Estridentes, escurridizas sombras torrenciales de vis cosa locura persiguiéndose por los interminables y sangrientos corredores de cielo púrpura y fulgurante... fantasmas informes y mutaciones calidoscópicas de un escenario macabro y recordado; bosques de robles monstruosos e hinchados cuyas raíces se retuercen como culebras y succionan el jugo abominable de una tierra hirviente de demonios caníbales; tentáculos que emergen a tientas de subterráneos núcleos, dotados de poliposa perversión... insanos relámpagos por encima de muros infernales cubiertos por una hiedra maligna y arcadas demoníacas ahogadas por una, vegetación fungosa... Bendito sea el cielo por haberme concedido el instinto que me guió inconsciente a lugares donde habitan los hombres: el pueblo pacífico que dormía bajo las plácidas estrellas de claros cielos. Al cabo de una semana me había recobrado lo bastante como para pedir de Albany una partida de hombres para que dinamitaran la mansión Martense y la Cima entera de la Montaña de las Tempestades, cegaran todas las madrigueras y talaran determinados árboles hinchados cuya mera existencia representaba un insulto a la cordura. Después de todo este trabajo, conseguí dormir un poco, aunque jamás me llegará el verdadero descanso mientras recuerde el abominable secreto del horror oculto., Me seguirá obsesionando; porque, ¿quién sabe si ha sido completa la exterminación, y si no existirán fenómenos análogos en el resto del mundo? ¿Quién, sabiendo lo que yo sé, puede pensar en las cavernas desconocidas de la tierra sin sufrir espantosas pesadillas ante las futuras posibilidades? No puedo asomarme a un pozo ni a una entrada de metro sin estremecerme... ¿por qué no me da el doctor algo que me haga dormir, o me calme de veras el cerebro cuando truena?

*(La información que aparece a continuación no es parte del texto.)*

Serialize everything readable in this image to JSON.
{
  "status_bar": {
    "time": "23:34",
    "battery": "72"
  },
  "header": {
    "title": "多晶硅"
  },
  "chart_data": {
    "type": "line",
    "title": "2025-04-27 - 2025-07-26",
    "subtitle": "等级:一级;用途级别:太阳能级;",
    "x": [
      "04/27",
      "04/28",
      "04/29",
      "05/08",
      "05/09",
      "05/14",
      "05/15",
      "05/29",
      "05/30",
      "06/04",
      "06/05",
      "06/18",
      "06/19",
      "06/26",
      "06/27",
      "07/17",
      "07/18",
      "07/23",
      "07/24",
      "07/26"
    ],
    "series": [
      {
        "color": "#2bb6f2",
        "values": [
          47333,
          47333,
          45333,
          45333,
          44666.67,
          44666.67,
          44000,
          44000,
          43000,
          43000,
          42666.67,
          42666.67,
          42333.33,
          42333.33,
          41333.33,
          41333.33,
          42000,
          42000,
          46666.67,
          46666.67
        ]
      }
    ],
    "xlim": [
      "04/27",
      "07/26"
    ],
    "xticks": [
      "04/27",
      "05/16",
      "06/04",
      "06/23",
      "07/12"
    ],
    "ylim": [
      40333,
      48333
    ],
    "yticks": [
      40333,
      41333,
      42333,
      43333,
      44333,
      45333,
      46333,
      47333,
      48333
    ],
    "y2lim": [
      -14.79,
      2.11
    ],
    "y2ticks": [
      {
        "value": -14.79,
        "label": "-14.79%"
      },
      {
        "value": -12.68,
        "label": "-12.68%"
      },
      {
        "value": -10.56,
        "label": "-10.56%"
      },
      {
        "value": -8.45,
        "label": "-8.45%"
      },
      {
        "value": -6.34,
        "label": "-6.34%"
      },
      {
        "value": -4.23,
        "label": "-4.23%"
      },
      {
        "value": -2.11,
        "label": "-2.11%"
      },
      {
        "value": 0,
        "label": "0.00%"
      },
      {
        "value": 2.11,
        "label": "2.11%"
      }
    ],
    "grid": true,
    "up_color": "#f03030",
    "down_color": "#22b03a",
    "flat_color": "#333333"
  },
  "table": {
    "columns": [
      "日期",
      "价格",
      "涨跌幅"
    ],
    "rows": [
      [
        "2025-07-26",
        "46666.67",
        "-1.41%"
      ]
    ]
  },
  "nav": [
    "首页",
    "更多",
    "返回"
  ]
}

Lo que vi al resplandor de los relámpagos, tras dispararle al ser indescriptible, fue tan simple que casi transcurrió un minuto, antes de darme cuenta y caer en un estado de delirio. Era un ser nauseabundo, un gorila blancuzco e inmundo, de colmillos afilados y amarillentos y pelo enmarañado; el último producto de la degeneración mamífera; el resultado espantoso del aislamiento, la multiplicación y la alimentación caníbal en la superficie y en el subsuelo; la encarnación de todo lo que gruñe, de todo lo caótico que acecha temeroso detrás de la vida. Me había mirado al morir, y vi en sus ojos la misma extraña calidad de aquellos otros ojos que me habían mirado en el subsuelo, removiendo en mi interior brumosos recuerdos. Uno de los ojos era azul, y el otro castaño. Eran los ojos disimilares que la vieja leyenda atribuía a los Martense. Y en un asfixiante cataclismo de inexpresable horror, comprendí qué había sido de la desaparecida familia; la terrible casa de los Martense, enloquecida por las tormentas.